Dabei geht es gerade darum: die „Sicherheit und Stabilität“, also die herrschenden Regime, aber auch die Grundfesten der bürgerlichen Ordnung in diesen Ländern zu erschüttern und zu zertrümmern.

So tritt die LINKE wieder einmal für „Alternativen“ zum Kapitalismus ein - wo diese jedoch ganz praktisch werden, fürchtet man um „Sicherheit und Stabilität“. Dieses Verhalten ist umso aufschlussreicher, als die Führung der LINKEN derzeit gerade den Programm-Entwurf der Partei präsentiert.

Fazit

Entgegen den Vorstellungen eines „anderen Europa“, einer „EU der Bürger“, einem „sozialen Europa“ u.a. schönen Etiketten haben wir immer darauf hingewiesen, dass die EU ein imperialistisches Projekt unter der Führung von Deutschland und Frankreich ist. Und natürlich dient auch deren Außenpolitik den globalen politischen und wirtschaftlichen Hegemoniebestrebungen der europäischen Kapitale.

Welche Interessen „die Bürger“ haben, interessiert Berlin, Paris und Brüssel nur insofern, als  bestimmte „Bürger“ Produktionsmittel besitzen und Profit machen.

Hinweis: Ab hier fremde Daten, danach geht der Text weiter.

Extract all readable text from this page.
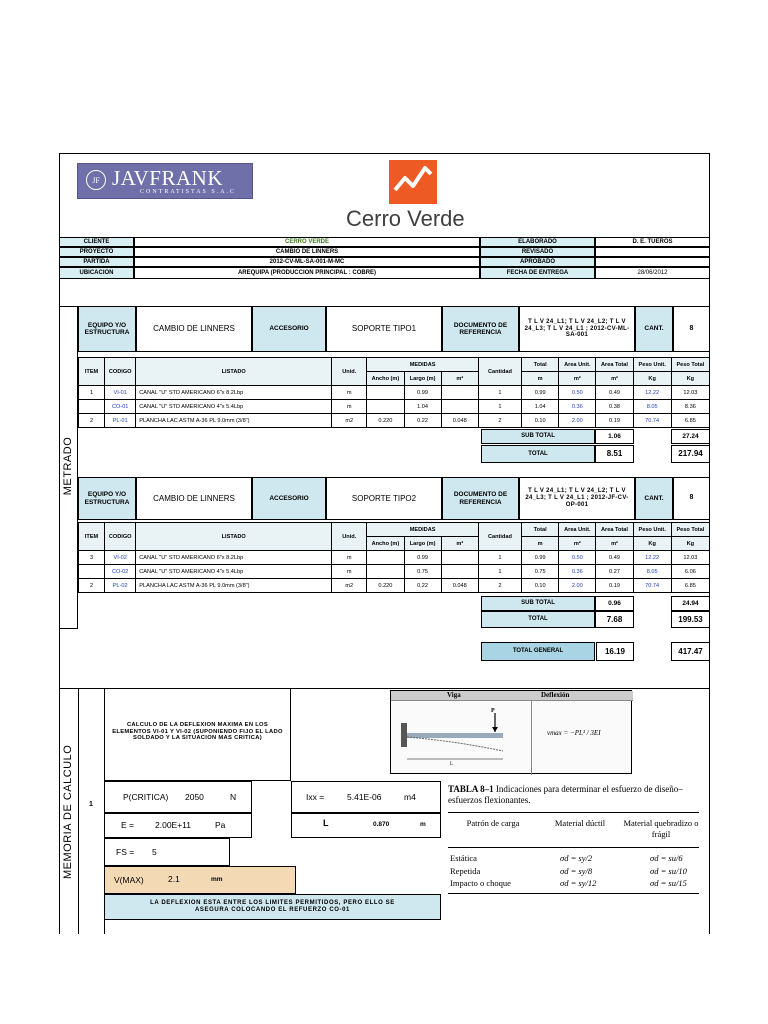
JF JAVFRANK
CONTRATISTAS S.A.C
Cerro Verde
CLIENTE	CERRO VERDE	ELABORADO	D. E. TUEROS
PROYECTO	CAMBIO DE LINNERS	REVISADO
PARTIDA	2012-CV-ML-SA-001-M-MC	APROBADO
UBICACION	AREQUIPA (PRODUCCION PRINCIPAL : COBRE)	FECHA DE ENTREGA	28/06/2012
METRADO
EQUIPO Y/O ESTRUCTURA	CAMBIO DE LINNERS	ACCESORIO	SOPORTE TIPO1	DOCUMENTO DE REFERENCIA
T L V 24_L1; T L V 24_L2; T L V 24_L3; T L V 24_L1 ; 2012-CV-ML-SA-001
CANT.	8
ITEM	CODIGO	LISTADO	Unid.	MEDIDAS			Cantidad	Total	Area Unit.	Area Total	Peso Unit.	Peso Total
				Ancho (m)	Largo (m)	m²		m	m²	m²	Kg	Kg
1	VI-01	CANAL "U" STD AMERICANO 6"x 8.2Lbp	m		0.99		1	0.99	0.50	0.49	12.22	12.03
	CO-01	CANAL "U" STD AMERICANO 4"x 5.4Lbp	m		1.04		1	1.04	0.36	0.38	8.05	8.36
2	PL-01	PLANCHA LAC ASTM A-36 PL 9.0mm (3/8")	m2	0.220	0.22	0.048	2	0.10	2.00	0.19	70.74	6.85
SUB TOTAL	1.06	27.24
TOTAL	8.51	217.94
EQUIPO Y/O ESTRUCTURA	CAMBIO DE LINNERS	ACCESORIO	SOPORTE TIPO2	DOCUMENTO DE REFERENCIA
T L V 24_L1; T L V 24_L2; T L V 24_L3; T L V 24_L1 ; 2012-JF-CV-OP-001
CANT.	8
ITEM	CODIGO	LISTADO	Unid.	MEDIDAS			Cantidad	Total	Area Unit.	Area Total	Peso Unit.	Peso Total
				Ancho (m)	Largo (m)	m²		m	m²	m²	Kg	Kg
3	VI-02	CANAL "U" STD AMERICANO 6"x 8.2Lbp	m		0.99		1	0.99	0.50	0.49	12.22	12.03
	CO-02	CANAL "U" STD AMERICANO 4"x 5.4Lbp	m		0.75		1	0.75	0.36	0.27	8.05	6.06
2	PL-02	PLANCHA LAC ASTM A-36 PL 9.0mm (3/8")	m2	0.220	0.22	0.048	2	0.10	2.00	0.19	70.74	6.85
SUB TOTAL	0.96	24.94
TOTAL	7.68	199.53
TOTAL GENERAL	16.19	417.47
MEMORIA DE CALCULO	1
CALCULO DE LA DEFLEXION MAXIMA EN LOS ELEMENTOS VI-01 Y VI-02 (SUPONIENDO FIJO EL LADO SOLDADO Y LA SITUACION MAS CRITICA)
Viga	Deflexión
P
L
vmax = −PL³ / 3EI
P(CRITICA) 2050	N	Ixx =	5.41E-06	m4
E = 2.00E+11	Pa	L	0.870	m
FS = 5
V(MAX)	2.1	mm
LA DEFLEXION ESTA ENTRE LOS LIMITES PERMITIDOS, PERO ELLO SE ASEGURA COLOCANDO EL REFUERZO CO-01
TABLA 8–1 Indicaciones para determinar el esfuerzo de diseño–esfuerzos flexionantes.
Patrón de carga	Material dúctil	Material quebradizo o frágil
Estática	σd = sy/2	σd = su/6
Repetida	σd = sy/8	σd = su/10
Impacto o choque	σd = sy/12	σd = su/15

Allerdings geraten das Projekt EU und seine EURO-Währung zunehmend in Schwierigkeiten: die Krise, die Eruptionen der Staatsfinanzen, die wachsende globale Konkurrenz wie der zunehmende Widerstand gegen die Kürzungspläne der Regierungen. All das erfordert, dass die Regierungen sich für diese Konflikte rüsten - auch militärisch.

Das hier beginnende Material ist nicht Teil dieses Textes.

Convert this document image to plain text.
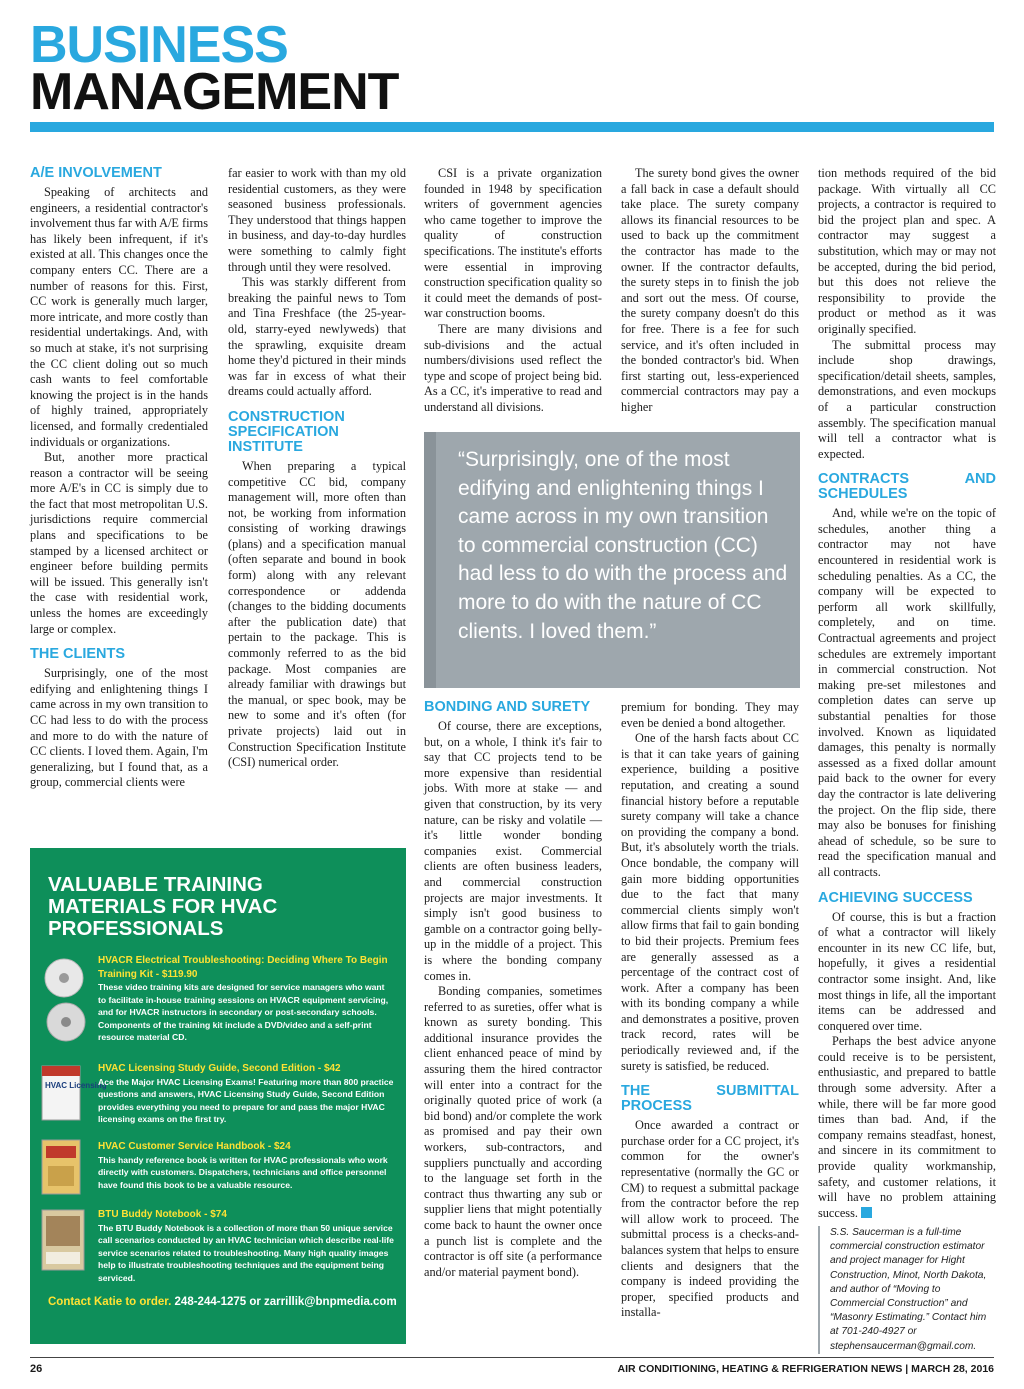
BUSINESS
MANAGEMENT
A/E INVOLVEMENT

Speaking of architects and engineers, a residential contractor's involvement thus far with A/E firms has likely been infrequent, if it's existed at all. This changes once the company enters CC. There are a number of reasons for this. First, CC work is generally much larger, more intricate, and more costly than residential undertakings. And, with so much at stake, it's not surprising the CC client doling out so much cash wants to feel comfortable knowing the project is in the hands of highly trained, appropriately licensed, and formally credentialed individuals or organizations.

But, another more practical reason a contractor will be seeing more A/E's in CC is simply due to the fact that most metropolitan U.S. jurisdictions require commercial plans and specifications to be stamped by a licensed architect or engineer before building permits will be issued. This generally isn't the case with residential work, unless the homes are exceedingly large or complex.

THE CLIENTS

Surprisingly, one of the most edifying and enlightening things I came across in my own transition to CC had less to do with the process and more to do with the nature of CC clients. I loved them. Again, I'm generalizing, but I found that, as a group, commercial clients were

far easier to work with than my old residential customers, as they were seasoned business professionals. They understood that things happen in business, and day-to-day hurdles were something to calmly fight through until they were resolved.

This was starkly different from breaking the painful news to Tom and Tina Freshface (the 25-year-old, starry-eyed newlyweds) that the sprawling, exquisite dream home they'd pictured in their minds was far in excess of what their dreams could actually afford.

CONSTRUCTION SPECIFICATION INSTITUTE

When preparing a typical competitive CC bid, company management will, more often than not, be working from information consisting of working drawings (plans) and a specification manual (often separate and bound in book form) along with any relevant correspondence or addenda (changes to the bidding documents after the publication date) that pertain to the package. This is commonly referred to as the bid package. Most companies are already familiar with drawings but the manual, or spec book, may be new to some and it's often (for private projects) laid out in Construction Specification Institute (CSI) numerical order.

CSI is a private organization founded in 1948 by specification writers of government agencies who came together to improve the quality of construction specifications. The institute's efforts were essential in improving construction specification quality so it could meet the demands of post-war construction booms.

There are many divisions and sub-divisions and the actual numbers/divisions used reflect the type and scope of project being bid. As a CC, it's imperative to read and understand all divisions.

The surety bond gives the owner a fall back in case a default should take place. The surety company allows its financial resources to be used to back up the commitment the contractor has made to the owner. If the contractor defaults, the surety steps in to finish the job and sort out the mess. Of course, the surety company doesn't do this for free. There is a fee for such service, and it's often included in the bonded contractor's bid. When first starting out, less-experienced commercial contractors may pay a higher

“Surprisingly, one of the most edifying and enlightening things I came across in my own transition to commercial construction (CC) had less to do with the process and more to do with the nature of CC clients. I loved them.”
BONDING AND SURETY

Of course, there are exceptions, but, on a whole, I think it's fair to say that CC projects tend to be more expensive than residential jobs. With more at stake — and given that construction, by its very nature, can be risky and volatile — it's little wonder bonding companies exist. Commercial clients are often business leaders, and commercial construction projects are major investments. It simply isn't good business to gamble on a contractor going belly-up in the middle of a project. This is where the bonding company comes in.

Bonding companies, sometimes referred to as sureties, offer what is known as surety bonding. This additional insurance provides the client enhanced peace of mind by assuring them the hired contractor will enter into a contract for the originally quoted price of work (a bid bond) and/or complete the work as promised and pay their own workers, sub-contractors, and suppliers punctually and according to the language set forth in the contract thus thwarting any sub or supplier liens that might potentially come back to haunt the owner once a punch list is complete and the contractor is off site (a performance and/or material payment bond).

premium for bonding. They may even be denied a bond altogether.

One of the harsh facts about CC is that it can take years of gaining experience, building a positive reputation, and creating a sound financial history before a reputable surety company will take a chance on providing the company a bond. But, it's absolutely worth the trials. Once bondable, the company will gain more bidding opportunities due to the fact that many commercial clients simply won't allow firms that fail to gain bonding to bid their projects. Premium fees are generally assessed as a percentage of the contract cost of work. After a company has been with its bonding company a while and demonstrates a positive, proven track record, rates will be periodically reviewed and, if the surety is satisfied, be reduced.

THE SUBMITTAL PROCESS

Once awarded a contract or purchase order for a CC project, it's common for the owner's representative (normally the GC or CM) to request a submittal package from the contractor before the rep will allow work to proceed. The submittal process is a checks-and-balances system that helps to ensure clients and designers that the company is indeed providing the proper, specified products and installa-

tion methods required of the bid package. With virtually all CC projects, a contractor is required to bid the project plan and spec. A contractor may suggest a substitution, which may or may not be accepted, during the bid period, but this does not relieve the responsibility to provide the product or method as it was originally specified.

The submittal process may include shop drawings, specification/detail sheets, samples, demonstrations, and even mockups of a particular construction assembly. The specification manual will tell a contractor what is expected.

CONTRACTS AND SCHEDULES

And, while we're on the topic of schedules, another thing a contractor may not have encountered in residential work is scheduling penalties. As a CC, the company will be expected to perform all work skillfully, completely, and on time. Contractual agreements and project schedules are extremely important in commercial construction. Not making pre-set milestones and completion dates can serve up substantial penalties for those involved. Known as liquidated damages, this penalty is normally assessed as a fixed dollar amount paid back to the owner for every day the contractor is late delivering the project. On the flip side, there may also be bonuses for finishing ahead of schedule, so be sure to read the specification manual and all contracts.

ACHIEVING SUCCESS

Of course, this is but a fraction of what a contractor will likely encounter in its new CC life, but, hopefully, it gives a residential contractor some insight. And, like most things in life, all the important items can be addressed and conquered over time.

Perhaps the best advice anyone could receive is to be persistent, enthusiastic, and prepared to battle through some adversity. After a while, there will be far more good times than bad. And, if the company remains steadfast, honest, and sincere in its commitment to provide quality workmanship, safety, and customer relations, it will have no problem attaining success.N

S.S. Saucerman is a full-time commercial construction estimator and project manager for Hight Construction, Minot, North Dakota, and author of “Moving to Commercial Construction” and “Masonry Estimating.” Contact him at 701-240-4927 or stephensaucerman@gmail.com.
VALUABLE TRAINING MATERIALS FOR HVAC PROFESSIONALS
HVACR Electrical Troubleshooting: Deciding Where To Begin Training Kit - $119.90
These video training kits are designed for service managers who want to facilitate in-house training sessions on HVACR equipment servicing, and for HVACR instructors in secondary or post-secondary schools. Components of the training kit include a DVD/video and a self-print resource material CD.
HVAC Licensing
HVAC Licensing Study Guide, Second Edition - $42
Ace the Major HVAC Licensing Exams! Featuring more than 800 practice questions and answers, HVAC Licensing Study Guide, Second Edition provides everything you need to prepare for and pass the major HVAC licensing exams on the first try.
HVAC Customer Service Handbook - $24
This handy reference book is written for HVAC professionals who work directly with customers. Dispatchers, technicians and office personnel have found this book to be a valuable resource.
BTU Buddy Notebook - $74
The BTU Buddy Notebook is a collection of more than 50 unique service call scenarios conducted by an HVAC technician which describe real-life service scenarios related to troubleshooting. Many high quality images help to illustrate troubleshooting techniques and the equipment being serviced.
Contact Katie to order. 248-244-1275 or zarrillik@bnpmedia.com
26	AIR CONDITIONING, HEATING & REFRIGERATION NEWS | MARCH 28, 2016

Der aktuelle Panzerdeal mit Saudi-Arabien reiht sich darin ein. Er zeigt, dass Deutschlands „Sympathien“ mit den Aufständischen in den arabischen Ländern reine Heuchelei sind. Allenfalls dienen sie dazu, sich bei den momentan durch die Proteste hochgespülten bürgerlichen „Übergangsregimen“ lieb Kind zu machen, um an politischem und ökonomischem Einfluss in der Region zu gewinnen und möglichst noch imperialistische Konkurrenten aus dem Feld zu schlagen.

Die Umstände, wie Waffenverkäufe von der Regierung behandelt werden - als Geheimsache – zeigen zugleich auch, wie bürgerlich-parlamentarische Demokratie funktioniert. Alles, was Profite und Machtausübung direkt betrifft, ist weder wähl- noch abwählbar. Die parlamentarische Kontrolle ist eine leere Hülle. Die „Volksvertretung“ kann entweder die woanders getroffenen Entscheidungen abnicken, vor den Fakten kapitulieren oder sich im Nachhinein echauffieren. Rüstung, Militär, Profite - all das sind letztlich Tabus für das Parlament. Die Parlamentarier haben im Plenarsaal das Sagen - woanders bestimmt das Kapital.

Dabei ist eine Waffenlieferung streng genommen keine Sache, die der Geheimhaltung unterliegen müsste. Auch die Lieferung der 200 Leopard II lässt sich natürlich nicht verheimlichen, noch wäre unbekannt, dass es diesen Panzer gäbe. Nein, bei der Geheimhaltung geht es dezidiert darum, zu verhindern, dass a) irgendeine Opposition in die Quere kommt, b) dass die Konkurrenz zu früh etwas merkt, c) der reaktionäre Charakter der Außen- und Sicherheitspolitik Deutschlands möglichst nicht offenbar wird und d) ganz und gar Proteste und Widerstand den Deal womöglich stoppen.

Angesichts der offenen Solidarität des deutschen Kapitals mit den arabischen reaktionären sollten wir deren GegnerInnen, den Aufständischen in der arabischen Welt, unsere Solidarität und Unterstützung zeigen!